Yep, I’ve been diagnosed. Yep, I’m still taking hormone blockers. Nope, I do not have a chronic disease.
Note to any in the Medical Community Insisting It’s So: Just because you say the words, doesn’t make them true.
Don’t push me on this.
~You are welcome to chronically share this post!~
Thursday 30th of March 2017
I am now two years out and BC free! Yeah Boobies! I am not chronic, nor plan to be! You asked the one question that I also ponder a lot: "If the medical community views breast cancer as a chronic disease that can be managed, is the effort towards a cure really all that important?" As a second part of that question, I ask, "do you realize how many people would be out of jobs if the cure for breast cancer was discovered?" Sometimes I think they are doing just enough to keep us hanging and to keep their jobs. This comes from a BC survivor who works for a very large pharmaceutical company with a drug on the market for metastatic breast cancer. I honestly think they do just enough to make us think they are looking for a cure, but not enough to cure it for the reason I mentioned above.
Thursday 30th of March 2017
You and I are coming from the same place: as ones who have walked this path. I'm sure your unwanted education into all things breast cancer has been as horrifying as mine. I honestly don't know that we'll ever see an end to this disease. I understand it's complicated and that it's a difficult fight, but I will not be put into the chronic disease column.
So happy for your two year mark (me too!).
Aletha Oglesby, M.D.
Wednesday 22nd of March 2017
Your points are well spoken. I have been a family medicine physician for 38 years and cancer treatment of all kinds has changed much in that time. I think the idea of cancer being a "chronic disease" is in contrast to it being a "terminal disease" like it often was 40 years ago.
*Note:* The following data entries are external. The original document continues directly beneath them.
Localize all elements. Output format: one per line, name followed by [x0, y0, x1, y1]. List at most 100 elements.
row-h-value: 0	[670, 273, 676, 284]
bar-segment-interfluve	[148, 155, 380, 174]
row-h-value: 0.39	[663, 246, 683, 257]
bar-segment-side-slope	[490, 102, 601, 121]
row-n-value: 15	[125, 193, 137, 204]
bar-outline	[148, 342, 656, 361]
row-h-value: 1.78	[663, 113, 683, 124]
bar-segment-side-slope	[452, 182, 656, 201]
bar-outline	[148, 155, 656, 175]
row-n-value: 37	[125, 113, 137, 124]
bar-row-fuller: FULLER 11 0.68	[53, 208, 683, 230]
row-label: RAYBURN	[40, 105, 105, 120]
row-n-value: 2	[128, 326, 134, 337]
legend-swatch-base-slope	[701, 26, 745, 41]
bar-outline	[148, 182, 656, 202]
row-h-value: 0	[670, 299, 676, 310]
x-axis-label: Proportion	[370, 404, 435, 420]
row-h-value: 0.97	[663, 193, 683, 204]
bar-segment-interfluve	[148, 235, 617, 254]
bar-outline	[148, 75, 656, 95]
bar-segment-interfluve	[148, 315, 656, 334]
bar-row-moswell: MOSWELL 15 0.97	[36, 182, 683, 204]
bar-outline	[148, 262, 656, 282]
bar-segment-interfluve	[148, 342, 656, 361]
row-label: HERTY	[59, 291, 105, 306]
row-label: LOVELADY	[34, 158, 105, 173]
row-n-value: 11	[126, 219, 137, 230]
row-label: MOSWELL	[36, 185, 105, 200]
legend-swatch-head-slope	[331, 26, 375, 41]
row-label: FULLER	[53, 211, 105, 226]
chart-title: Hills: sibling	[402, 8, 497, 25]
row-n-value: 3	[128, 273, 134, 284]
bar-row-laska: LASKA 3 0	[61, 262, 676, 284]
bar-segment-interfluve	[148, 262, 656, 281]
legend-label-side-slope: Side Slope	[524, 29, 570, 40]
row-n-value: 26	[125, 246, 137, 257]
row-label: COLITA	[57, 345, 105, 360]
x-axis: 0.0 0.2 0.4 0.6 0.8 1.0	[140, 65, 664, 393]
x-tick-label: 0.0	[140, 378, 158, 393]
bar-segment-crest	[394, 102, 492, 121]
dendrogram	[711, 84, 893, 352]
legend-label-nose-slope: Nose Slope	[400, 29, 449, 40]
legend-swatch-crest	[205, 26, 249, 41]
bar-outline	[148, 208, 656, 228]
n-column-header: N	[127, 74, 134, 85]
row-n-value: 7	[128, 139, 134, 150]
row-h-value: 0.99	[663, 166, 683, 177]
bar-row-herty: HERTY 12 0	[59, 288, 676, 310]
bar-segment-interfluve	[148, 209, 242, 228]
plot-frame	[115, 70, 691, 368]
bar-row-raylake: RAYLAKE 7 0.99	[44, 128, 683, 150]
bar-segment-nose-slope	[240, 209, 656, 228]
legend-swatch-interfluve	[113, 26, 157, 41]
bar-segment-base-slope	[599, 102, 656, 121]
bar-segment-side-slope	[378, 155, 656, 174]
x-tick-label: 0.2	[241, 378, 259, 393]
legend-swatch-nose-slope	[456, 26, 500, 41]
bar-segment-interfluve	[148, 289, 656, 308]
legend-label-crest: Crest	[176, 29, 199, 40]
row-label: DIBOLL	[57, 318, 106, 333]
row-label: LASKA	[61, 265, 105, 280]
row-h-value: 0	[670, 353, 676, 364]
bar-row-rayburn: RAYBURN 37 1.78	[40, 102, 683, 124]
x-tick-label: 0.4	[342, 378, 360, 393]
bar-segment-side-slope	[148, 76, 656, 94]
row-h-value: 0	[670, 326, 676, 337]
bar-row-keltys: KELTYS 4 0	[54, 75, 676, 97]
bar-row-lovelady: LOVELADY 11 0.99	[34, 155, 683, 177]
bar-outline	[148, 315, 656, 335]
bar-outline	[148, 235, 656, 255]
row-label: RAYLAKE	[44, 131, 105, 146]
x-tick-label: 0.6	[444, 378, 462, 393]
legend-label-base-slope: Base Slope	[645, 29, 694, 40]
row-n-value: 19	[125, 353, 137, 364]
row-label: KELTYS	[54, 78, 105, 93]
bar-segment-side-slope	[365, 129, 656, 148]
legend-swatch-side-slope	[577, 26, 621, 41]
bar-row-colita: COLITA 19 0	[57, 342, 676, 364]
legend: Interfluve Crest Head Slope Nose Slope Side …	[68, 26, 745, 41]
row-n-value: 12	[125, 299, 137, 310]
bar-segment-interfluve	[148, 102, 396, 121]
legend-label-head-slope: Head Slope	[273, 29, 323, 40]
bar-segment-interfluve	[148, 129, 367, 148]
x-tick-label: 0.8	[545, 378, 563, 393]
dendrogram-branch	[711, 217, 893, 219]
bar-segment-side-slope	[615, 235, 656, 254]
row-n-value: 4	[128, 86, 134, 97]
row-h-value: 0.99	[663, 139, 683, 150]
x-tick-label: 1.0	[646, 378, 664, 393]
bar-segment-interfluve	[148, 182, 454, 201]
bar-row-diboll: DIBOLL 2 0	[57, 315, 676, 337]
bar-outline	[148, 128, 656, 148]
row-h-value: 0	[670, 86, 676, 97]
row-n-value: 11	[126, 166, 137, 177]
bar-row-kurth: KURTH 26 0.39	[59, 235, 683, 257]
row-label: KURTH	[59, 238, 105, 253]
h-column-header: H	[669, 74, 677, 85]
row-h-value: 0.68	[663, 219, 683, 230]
Fortunately, that has changed. Certainly someone who has been treated for and recovered from cancer usually needs to have periodic monitoring, but I would not call that "chronic". Someone still undergoing active treatment of any kind, even if the cancer is not detectable, could legitimately be called chronic. Sometimes the language we use in medicine reflects the way we understand and approach patient care. We physicians are individuals like everyone else, and we don't all think the same way. Perhaps thinking of breast cancer as a chronic disease helps that physician remain diligent in follow up monitoring. Thanks for sharing your insights.
Friday 24th of March 2017
Aletha - Thank you for your insight and perspective. I agree on all points and I understand the idea behind labeling cancer as a chronic disease, especially in the follow-up phase. And there's where I draw my line. (ha- makes me twitchy!)
I loved that you came her and offered your experience. Thank you.